The figure below illustrates the control loop, including the implemented control law or policy. The policy (in blue and green) takes an observation vector as input. This vector consists of the error quaternion \( q^t_b \), which represents the orientation of the body frame relative to the target frame, the angular velocity of the body in the target frame \( \omega^t_b \), and the estimated motor positions and velocities (\(\theta_m, \dot{\theta}_m\)). The multi-layer perceptron has three layers with sizes [128, 64, 64] and uses ELU activation functions. The weights are trained in simulation using PPO. The policy outputs motor position references \(\theta_r\), which are either directly sent to the servo motors or passed through a reference model first. The quadruped's orientation relative to the inertial frame is measured using a Qualisys motion capture system, and the target orientation is set by the user.
To test attitude control in 3D, free fall tests are conducted by raising the quadruped into a mount designed to lock it into a known initial configuration. A magnetic switch is installed to remotely release the quadruped into a foam pit. Policy inference is initiated after an observed vertical displacement of 3 centimetres, and the configuration allows for a free fall duration of 0.7 seconds.
We present videos of selected free fall experiments. The quadruped is initialised to a neutral orientation (\(\mathcal{B}_0\)) and is then commanded to different orientation targets (\(\mathcal{T}\)). The videos show a wide shot of the drop on the left, a close-up from a high-speed camera in the middle, and the simulation response for the same initial orientation and target on the right.
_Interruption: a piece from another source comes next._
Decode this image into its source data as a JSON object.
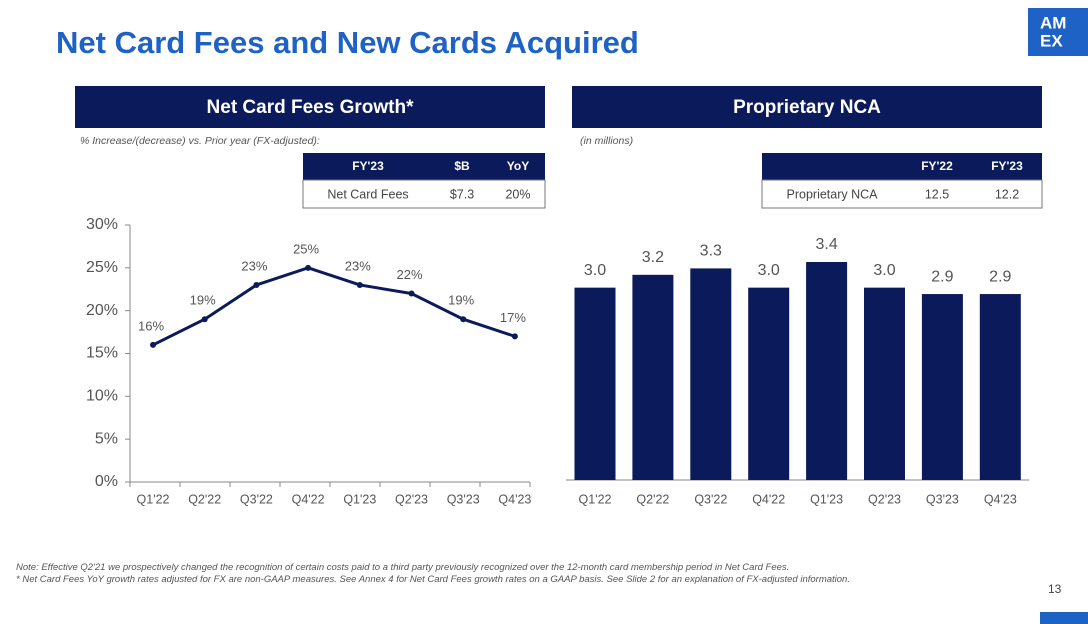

The graph shows the error quaternion \( q^t_b \) decomposed into Euler angles (ZYX), which we aim to regulate to zero.
*Note that the target in this case is not reached. The absolute value of the axis-angle representation of the quaternion is plotted.
*Note that the target in this case is not reached. The absolute value of the axis-angle representation of the quaternion is plotted.
To test the system at lower joint velocities and over extended periods, a stiff forked aluminum pole is mounted to an open ball bearing, such that the quadruped can be slid onto it in all principal axes.
We present a range of videos from the experiments on the rotating pole. First, policies trained with a pole are compared with the simulator response. Then the the "pole-policies" are compared with a generic policy trained in 3D without a pole. A video showcasing the ability to follow a moving reference is included in the end.
Note that the synchronisation between the videos and the plotting is not perfect due to limited editing time.
Note that the pole policy is constrained to transversal motors only.
The reference following was done with a roll policy trained with 300 degrees/s max motor velocities.
Before construction of the quadruped and test setup could begin, it was instructive to analyse the effects of such a pole on attitude control capabilities in a case study involving a single leg. Motions are hard-coded through motion primitives.